If a horse is already dehydrated and not drinking, do not give him concentrated electrolytes; this will only make the dehydration worse, pulling fluid from the body to dilute the concentrated salts. He must have fluid first.
Heat exhaustion may occur in a horse being overworked in hot weather, due to depletion of fluid and electrolytes, but an alert rider who knows his horse can sense the subtle signs of fatigue and dehydration before the horse is in trouble. If the ride is halted at the first signs of overwork, and the horse cooled down, the condition will generally not progress to the point of heat stroke or permanent damage.
A horse that’s starting to be in trouble will be depressed, with little interest in food or water. The horse suffering from heat exhaustion may continue to sweat, but at a reduced rate (he’s running out of body fluid to use for sweat). If he is severely dehydrated he’ll stop sweating. Pulse, respiration and temperature remain high in spite of a rest period. Pulse may be weak, heart rhythm irregular, intestinal sounds absent or diminished, and the muscles of the anus will be relaxed and floppy.

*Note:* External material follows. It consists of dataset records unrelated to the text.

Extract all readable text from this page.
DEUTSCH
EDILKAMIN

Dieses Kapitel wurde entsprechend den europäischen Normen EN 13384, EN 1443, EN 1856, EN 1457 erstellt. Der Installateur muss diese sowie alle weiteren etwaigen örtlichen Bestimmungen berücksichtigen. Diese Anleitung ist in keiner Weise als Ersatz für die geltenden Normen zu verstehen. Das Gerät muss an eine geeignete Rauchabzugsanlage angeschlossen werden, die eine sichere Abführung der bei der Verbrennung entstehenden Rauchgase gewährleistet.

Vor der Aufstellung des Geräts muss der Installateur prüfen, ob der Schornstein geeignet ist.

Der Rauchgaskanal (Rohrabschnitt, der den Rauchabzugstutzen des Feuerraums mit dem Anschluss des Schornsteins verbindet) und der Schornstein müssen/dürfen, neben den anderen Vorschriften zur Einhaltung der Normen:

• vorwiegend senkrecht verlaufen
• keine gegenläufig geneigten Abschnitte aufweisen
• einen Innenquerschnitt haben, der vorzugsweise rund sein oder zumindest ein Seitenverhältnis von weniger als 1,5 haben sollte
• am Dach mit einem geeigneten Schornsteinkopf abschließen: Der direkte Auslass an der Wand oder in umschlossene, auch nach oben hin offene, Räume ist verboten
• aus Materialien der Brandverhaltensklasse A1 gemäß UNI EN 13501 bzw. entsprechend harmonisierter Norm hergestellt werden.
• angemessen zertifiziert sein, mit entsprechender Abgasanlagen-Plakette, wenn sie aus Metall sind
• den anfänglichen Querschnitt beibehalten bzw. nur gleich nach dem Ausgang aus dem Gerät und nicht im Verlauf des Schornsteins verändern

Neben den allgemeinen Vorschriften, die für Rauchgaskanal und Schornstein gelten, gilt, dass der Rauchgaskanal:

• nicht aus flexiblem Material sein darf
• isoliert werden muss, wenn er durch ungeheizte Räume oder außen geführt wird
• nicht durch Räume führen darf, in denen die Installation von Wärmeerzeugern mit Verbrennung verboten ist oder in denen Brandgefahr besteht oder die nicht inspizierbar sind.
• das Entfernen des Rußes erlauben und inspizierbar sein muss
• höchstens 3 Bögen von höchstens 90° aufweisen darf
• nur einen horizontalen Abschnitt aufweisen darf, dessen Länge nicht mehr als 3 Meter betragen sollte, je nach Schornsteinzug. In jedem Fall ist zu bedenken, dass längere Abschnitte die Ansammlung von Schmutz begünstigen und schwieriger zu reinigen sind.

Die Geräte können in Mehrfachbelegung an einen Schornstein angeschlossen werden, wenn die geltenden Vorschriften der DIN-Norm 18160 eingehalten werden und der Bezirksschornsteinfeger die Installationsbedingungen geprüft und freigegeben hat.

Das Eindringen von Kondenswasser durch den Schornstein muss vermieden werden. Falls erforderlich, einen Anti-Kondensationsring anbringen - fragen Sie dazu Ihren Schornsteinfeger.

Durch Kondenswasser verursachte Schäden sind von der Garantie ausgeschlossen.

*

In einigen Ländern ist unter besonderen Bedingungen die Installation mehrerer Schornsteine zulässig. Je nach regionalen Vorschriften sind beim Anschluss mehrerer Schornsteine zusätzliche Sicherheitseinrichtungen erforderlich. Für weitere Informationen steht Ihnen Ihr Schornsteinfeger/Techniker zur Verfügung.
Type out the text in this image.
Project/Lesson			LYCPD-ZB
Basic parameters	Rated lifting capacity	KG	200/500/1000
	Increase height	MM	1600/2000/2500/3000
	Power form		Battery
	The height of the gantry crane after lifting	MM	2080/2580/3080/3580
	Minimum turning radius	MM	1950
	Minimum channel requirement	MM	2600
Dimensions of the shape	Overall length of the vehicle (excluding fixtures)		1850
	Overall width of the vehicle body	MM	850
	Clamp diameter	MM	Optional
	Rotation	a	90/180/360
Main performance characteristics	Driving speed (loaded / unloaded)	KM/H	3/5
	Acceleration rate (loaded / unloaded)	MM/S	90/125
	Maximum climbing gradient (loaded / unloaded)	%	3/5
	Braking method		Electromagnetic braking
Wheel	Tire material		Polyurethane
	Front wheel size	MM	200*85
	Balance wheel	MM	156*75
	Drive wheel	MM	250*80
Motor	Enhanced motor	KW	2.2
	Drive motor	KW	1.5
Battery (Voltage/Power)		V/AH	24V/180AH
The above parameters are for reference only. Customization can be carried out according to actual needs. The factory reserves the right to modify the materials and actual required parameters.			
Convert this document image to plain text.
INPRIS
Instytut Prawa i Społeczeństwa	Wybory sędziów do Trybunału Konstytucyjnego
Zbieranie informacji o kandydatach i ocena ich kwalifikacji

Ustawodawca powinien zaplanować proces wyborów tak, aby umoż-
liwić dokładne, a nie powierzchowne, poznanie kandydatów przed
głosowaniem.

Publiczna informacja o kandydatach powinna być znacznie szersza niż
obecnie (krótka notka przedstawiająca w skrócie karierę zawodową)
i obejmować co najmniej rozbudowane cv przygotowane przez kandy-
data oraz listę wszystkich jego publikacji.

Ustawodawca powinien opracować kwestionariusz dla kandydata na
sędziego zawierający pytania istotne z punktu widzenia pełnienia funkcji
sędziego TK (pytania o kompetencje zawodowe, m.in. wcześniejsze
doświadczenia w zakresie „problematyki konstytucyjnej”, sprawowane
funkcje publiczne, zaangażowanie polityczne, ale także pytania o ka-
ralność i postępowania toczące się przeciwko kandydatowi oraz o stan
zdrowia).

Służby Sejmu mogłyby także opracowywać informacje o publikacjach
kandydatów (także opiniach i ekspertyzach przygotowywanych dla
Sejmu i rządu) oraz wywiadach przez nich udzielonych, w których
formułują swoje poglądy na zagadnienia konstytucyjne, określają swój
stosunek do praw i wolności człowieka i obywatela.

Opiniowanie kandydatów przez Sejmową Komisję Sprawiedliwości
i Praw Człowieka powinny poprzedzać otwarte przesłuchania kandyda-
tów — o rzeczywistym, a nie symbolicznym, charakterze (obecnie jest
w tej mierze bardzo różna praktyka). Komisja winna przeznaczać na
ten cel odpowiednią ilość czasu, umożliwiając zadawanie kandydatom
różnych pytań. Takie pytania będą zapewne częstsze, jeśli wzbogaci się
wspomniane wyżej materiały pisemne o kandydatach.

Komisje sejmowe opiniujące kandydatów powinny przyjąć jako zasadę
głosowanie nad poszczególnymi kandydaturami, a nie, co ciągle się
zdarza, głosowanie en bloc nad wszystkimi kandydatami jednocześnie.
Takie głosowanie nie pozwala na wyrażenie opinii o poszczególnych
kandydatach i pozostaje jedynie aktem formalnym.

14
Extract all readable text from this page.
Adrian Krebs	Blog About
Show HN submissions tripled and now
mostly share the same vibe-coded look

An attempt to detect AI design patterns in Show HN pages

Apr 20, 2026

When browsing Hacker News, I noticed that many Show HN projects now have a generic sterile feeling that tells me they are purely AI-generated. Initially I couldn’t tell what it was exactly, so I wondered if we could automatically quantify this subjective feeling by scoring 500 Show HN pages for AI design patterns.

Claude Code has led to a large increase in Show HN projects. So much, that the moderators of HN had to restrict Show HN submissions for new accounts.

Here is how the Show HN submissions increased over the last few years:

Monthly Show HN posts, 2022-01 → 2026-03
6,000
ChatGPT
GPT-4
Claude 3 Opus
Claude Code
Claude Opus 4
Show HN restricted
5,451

Overheating during work can produce serious medical problems, but by recognizing the early signs of distress the rider can halt the horse (and seek treatment immediately if the horse needs it), before the condition gets worse and the horse goes into shock. It’s best to avoid this problem with proper conditioning, careful and conscientious riding, utilizing as many ways as you can to conserve and replenish the horse’s body fluids.